If the underlying EC2 node has to be replaced for any reason, Stateful Node will initiate a recycle process, which includes two parts, a pause action followed directly by a resume action.

Pause Action

The pause process terminates the existing node after it saves all the relevant data.

  1. A final root volume snapshot is taken, from which a new AMI is created. The new AMI will be used to launch the new node upon resume.

  2. The Data volume is maintained, as configured in the data persistence settings:

    a. Snapshot backups: A final data volume snapshot is taken, which is used in the next node's block device mapping configuration. b. Reattach + Multi AZ: A final data volume snapshot is created and used to create a new volume to be attached once the next node is launched in a new AZ. c. Reattach + Single AZ: The same data volume is retained as is, containing the latest data written to it.

  3. The ENI of the node is made available for the next node upon resume.

Resume Action

The resume operation launches a new node and assigns it all the information stored in the pause operation.

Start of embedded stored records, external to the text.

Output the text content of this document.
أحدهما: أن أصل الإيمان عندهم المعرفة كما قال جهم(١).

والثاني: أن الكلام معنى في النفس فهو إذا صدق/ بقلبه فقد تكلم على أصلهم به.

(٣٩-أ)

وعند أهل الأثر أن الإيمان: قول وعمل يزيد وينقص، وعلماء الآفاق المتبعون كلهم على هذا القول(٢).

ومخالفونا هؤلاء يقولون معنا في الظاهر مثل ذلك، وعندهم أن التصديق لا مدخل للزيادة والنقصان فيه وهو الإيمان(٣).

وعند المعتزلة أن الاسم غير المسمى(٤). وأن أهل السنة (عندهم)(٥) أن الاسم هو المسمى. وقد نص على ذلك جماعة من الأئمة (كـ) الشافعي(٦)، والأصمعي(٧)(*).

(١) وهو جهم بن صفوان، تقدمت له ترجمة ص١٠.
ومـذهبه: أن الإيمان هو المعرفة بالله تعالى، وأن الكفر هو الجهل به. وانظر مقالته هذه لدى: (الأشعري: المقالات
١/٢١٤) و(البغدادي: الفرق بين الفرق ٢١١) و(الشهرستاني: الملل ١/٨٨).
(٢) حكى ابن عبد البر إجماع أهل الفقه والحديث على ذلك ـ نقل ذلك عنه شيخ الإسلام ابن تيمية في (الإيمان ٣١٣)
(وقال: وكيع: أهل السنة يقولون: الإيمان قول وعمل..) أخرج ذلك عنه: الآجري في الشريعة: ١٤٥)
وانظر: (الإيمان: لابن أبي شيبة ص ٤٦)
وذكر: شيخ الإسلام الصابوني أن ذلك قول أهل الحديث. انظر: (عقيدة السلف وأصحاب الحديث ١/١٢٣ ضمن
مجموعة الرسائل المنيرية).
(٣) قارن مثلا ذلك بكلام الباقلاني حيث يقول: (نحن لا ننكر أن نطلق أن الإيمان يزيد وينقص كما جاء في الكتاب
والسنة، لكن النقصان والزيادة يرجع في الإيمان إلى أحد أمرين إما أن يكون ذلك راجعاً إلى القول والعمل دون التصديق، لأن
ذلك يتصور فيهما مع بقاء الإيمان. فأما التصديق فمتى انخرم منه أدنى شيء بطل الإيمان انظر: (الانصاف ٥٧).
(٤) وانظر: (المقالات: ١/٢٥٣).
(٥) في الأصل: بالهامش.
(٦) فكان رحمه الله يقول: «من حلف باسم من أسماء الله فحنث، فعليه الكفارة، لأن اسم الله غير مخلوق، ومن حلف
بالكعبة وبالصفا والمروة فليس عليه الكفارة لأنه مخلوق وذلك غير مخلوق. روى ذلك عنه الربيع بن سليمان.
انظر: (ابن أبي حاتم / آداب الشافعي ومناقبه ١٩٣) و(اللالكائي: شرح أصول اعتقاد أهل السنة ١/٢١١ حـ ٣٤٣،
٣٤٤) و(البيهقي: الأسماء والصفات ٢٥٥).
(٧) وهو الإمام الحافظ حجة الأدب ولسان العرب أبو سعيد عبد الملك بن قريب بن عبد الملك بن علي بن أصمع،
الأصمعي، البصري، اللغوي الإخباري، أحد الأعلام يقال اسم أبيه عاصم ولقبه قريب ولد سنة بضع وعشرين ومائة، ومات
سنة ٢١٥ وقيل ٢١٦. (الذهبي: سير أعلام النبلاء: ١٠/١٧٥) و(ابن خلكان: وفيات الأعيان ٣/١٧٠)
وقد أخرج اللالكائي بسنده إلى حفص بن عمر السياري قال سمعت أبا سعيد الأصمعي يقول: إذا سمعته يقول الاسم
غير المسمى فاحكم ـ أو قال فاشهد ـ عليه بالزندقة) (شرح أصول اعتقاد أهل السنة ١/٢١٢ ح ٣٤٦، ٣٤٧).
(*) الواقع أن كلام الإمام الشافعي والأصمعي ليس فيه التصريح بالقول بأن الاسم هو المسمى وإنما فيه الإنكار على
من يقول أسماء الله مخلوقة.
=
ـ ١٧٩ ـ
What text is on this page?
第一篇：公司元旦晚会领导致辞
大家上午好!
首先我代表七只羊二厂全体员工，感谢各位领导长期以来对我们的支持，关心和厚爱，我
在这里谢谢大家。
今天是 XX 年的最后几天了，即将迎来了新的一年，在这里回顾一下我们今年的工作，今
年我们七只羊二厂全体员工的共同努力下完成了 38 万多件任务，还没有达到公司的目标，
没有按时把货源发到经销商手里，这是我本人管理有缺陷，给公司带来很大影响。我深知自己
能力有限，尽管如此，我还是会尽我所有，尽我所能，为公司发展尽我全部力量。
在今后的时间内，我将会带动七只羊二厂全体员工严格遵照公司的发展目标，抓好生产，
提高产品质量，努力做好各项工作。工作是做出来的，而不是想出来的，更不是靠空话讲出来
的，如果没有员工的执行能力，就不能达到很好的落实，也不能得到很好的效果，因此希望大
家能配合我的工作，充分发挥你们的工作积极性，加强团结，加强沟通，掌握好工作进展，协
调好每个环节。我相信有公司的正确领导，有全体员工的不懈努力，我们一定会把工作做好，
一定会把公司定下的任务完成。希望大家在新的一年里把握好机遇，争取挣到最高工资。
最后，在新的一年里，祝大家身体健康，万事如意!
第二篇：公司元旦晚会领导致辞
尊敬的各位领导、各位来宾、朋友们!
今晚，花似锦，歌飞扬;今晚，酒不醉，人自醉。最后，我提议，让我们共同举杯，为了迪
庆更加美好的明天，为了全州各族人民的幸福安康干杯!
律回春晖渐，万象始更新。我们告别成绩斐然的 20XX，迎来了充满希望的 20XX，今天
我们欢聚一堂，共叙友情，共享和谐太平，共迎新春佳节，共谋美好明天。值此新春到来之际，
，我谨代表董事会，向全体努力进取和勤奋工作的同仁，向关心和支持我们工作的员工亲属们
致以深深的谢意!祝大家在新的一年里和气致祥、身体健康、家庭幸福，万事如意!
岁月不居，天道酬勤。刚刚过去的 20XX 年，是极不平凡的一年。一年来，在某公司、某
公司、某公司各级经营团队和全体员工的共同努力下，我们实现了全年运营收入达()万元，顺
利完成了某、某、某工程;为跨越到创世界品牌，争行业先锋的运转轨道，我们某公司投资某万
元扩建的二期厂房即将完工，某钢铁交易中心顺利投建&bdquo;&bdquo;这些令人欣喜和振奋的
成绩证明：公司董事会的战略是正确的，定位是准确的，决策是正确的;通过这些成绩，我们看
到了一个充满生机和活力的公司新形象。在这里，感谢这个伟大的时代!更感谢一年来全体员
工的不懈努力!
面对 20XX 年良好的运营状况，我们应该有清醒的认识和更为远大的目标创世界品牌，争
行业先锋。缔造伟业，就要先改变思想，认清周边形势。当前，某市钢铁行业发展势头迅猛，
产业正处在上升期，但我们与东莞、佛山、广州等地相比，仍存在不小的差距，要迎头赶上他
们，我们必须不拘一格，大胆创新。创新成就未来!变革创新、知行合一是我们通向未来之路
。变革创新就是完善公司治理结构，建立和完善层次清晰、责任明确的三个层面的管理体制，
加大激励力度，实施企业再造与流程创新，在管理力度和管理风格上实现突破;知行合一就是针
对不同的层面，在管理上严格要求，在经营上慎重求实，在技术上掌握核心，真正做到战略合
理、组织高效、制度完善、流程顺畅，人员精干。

  1. The AMI registered using the latest root snapshot is used in the launch request.
  2. Persisted data volumes are created upon launch from snapshots used in the launch request’s block device mapping, or reattached post-launch.
  3. The persisted ENI is used in the network configuration of the new node.

Recycle Scenarios

The replacement process can be triggered by any of the scenarios described below.

Recycle

When Spot identifies that the underlying spot node is at risk of termination by AWS, the node is marked for replacement and will be re-launched. During the Recycle, if no spot capacity is available, the node is re-launched as on-demand.

Autohealing

Once a health-check failure is detected, the unhealthy node will be terminated (paused), and a new node will be brought up instead (resumed).

Revert to Spot

This is a strategic replacement intended to revert back to spot after falling back to on-demand nodes. This is performed according to the maintenance window configuration:

  • Never: Do not revert to spot.
  • Timeframe: When the configured time window is reached.
  • Always: Once available spot capacity is detected, perform the replacement.

Revert to Preferred Node Types

This is a strategic replacement intended to change the market of the underlying spot node to a preferred type. This is performed according to the maintenance window configuration.